Another student has not paid a nickel towards her UCSB education. Dedicated to being a special needs teacher in her community, she, too, comes from the projects.
Motivated teachers and students like these two make the impossible "possible."
My Project
Two books that offer great class discussion, writing prompts, essays, and projects are Steinbeck's The Pearl and Lois lowry's Number the Stars. The Pearl offers themes such as class structure and greed embedded in a narrative that offers great characters and conflict. Steinbeck communicates these literary elements with precise yet descriptive language that is a writing style that students recognize as highly effective. Lowry, most notable for penning The Giver, offers a more concrete tale in Number the Stars: the story of a Danish Jewish family facing persecution and possible execution during the Nazi occupation of Denmark.

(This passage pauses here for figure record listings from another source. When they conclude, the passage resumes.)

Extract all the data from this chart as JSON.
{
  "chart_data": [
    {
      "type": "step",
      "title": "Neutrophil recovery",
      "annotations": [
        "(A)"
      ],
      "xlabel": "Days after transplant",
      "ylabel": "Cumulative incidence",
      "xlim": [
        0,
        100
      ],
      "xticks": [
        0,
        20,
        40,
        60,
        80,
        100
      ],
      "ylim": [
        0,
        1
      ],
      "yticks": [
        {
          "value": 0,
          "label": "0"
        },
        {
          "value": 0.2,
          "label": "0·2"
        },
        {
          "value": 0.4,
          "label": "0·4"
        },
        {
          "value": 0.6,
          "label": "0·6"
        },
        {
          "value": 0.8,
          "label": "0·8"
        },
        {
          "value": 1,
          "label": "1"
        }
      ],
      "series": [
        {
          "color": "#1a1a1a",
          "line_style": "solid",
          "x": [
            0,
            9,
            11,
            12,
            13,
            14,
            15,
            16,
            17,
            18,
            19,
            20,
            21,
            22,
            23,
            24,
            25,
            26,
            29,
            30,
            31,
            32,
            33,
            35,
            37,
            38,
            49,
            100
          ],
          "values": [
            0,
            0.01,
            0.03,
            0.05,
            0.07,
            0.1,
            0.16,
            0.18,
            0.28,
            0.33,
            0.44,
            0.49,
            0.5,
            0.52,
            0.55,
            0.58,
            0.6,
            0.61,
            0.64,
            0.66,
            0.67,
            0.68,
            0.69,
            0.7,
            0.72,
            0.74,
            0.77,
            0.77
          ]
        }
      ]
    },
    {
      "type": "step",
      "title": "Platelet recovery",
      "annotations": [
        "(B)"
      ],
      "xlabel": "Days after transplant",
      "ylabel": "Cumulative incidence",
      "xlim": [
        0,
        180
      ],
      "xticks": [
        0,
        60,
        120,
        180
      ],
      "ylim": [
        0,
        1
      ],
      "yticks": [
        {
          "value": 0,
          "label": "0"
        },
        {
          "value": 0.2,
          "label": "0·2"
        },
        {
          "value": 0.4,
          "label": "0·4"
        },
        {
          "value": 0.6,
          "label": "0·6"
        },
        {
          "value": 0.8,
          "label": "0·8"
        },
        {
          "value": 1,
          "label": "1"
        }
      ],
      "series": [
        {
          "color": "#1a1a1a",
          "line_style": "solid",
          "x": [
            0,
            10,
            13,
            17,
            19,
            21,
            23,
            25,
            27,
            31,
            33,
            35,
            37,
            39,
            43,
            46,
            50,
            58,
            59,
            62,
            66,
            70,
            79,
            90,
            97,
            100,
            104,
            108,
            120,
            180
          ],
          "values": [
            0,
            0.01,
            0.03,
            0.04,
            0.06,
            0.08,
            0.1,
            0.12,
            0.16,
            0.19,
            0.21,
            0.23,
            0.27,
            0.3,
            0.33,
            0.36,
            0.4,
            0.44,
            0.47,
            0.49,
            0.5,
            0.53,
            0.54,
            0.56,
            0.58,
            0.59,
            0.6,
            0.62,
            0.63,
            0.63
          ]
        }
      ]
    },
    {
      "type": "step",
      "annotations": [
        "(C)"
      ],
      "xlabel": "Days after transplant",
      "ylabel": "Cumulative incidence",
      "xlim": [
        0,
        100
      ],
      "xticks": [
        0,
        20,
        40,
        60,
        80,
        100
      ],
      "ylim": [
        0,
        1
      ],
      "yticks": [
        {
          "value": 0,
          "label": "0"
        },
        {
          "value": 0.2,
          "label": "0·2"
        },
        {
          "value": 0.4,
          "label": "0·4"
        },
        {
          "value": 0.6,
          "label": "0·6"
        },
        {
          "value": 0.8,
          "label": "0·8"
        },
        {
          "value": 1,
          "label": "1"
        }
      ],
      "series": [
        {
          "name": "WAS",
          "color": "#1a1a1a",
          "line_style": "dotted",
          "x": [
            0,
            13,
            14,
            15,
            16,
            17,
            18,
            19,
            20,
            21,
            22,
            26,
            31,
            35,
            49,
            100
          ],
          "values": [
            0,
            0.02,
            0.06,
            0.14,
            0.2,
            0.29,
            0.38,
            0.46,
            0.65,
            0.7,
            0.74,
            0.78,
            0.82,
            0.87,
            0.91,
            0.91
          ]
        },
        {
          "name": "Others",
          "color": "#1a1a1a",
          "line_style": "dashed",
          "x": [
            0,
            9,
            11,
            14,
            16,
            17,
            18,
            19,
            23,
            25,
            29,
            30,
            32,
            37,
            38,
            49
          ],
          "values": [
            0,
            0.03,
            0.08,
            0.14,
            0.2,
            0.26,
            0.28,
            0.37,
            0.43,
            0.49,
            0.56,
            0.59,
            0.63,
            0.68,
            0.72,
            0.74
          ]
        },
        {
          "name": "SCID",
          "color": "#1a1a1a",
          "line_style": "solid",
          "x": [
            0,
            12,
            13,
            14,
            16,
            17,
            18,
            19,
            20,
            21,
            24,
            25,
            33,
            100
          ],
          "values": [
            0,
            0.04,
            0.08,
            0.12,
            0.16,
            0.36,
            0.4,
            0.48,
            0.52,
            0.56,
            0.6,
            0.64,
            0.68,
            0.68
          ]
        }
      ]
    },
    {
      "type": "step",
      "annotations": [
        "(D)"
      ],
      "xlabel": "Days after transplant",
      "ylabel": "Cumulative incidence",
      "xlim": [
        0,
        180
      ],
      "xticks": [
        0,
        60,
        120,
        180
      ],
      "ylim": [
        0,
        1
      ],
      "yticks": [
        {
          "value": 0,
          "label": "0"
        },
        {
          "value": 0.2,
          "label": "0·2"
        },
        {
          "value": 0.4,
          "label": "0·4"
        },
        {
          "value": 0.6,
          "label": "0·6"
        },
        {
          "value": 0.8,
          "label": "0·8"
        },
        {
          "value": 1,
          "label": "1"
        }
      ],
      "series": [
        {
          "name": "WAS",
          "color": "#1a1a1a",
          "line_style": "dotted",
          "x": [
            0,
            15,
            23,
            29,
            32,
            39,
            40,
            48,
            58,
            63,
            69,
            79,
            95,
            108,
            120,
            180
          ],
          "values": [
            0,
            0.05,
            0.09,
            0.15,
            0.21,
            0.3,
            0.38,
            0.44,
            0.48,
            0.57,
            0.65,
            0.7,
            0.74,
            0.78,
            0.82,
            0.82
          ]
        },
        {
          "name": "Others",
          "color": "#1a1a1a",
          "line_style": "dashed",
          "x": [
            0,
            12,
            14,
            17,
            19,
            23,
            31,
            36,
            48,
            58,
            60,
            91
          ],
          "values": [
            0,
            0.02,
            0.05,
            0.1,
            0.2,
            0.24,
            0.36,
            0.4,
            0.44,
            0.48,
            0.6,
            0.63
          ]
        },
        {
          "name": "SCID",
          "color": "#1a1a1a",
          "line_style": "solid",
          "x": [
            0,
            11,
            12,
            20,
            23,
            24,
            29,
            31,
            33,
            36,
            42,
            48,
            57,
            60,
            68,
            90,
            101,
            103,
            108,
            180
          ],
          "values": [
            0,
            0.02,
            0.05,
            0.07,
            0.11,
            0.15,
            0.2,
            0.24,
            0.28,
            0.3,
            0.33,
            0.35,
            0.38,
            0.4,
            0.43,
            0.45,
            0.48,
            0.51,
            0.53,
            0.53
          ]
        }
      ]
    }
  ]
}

We need multiple copies of both The Pearl and Number the Stars.
For the Pearl, we do so much more than reading and writing.
We inquire into the history of pearls and learn how European kings exploited the New World for these types of riches and how that conquest created a class system that exists today. We even discuss farming and how the science behind the harvesting of pearls brought the price of pearls way down. We do a project that asks the students to draw pictures representing the various types of figurative language used by Steinbeck to create imagery and connection to the narrative. We finish with a lesson devoted to the Pearl's theme that material things should never supplant the gift of life.
For Number the Stars, I tread delicately. World War II, Nazi Germany, and the Jewish Solution are carefully navigated. My wife comes in and speaks to the kids about family history. She hails from Holland, so, of course, Anne Frank comes up. More importantly, her father, separated from his mom and hidden in the French countryside, lives but his father and the rest of his family lost their lives in concentration camps. All of this is handled delicately.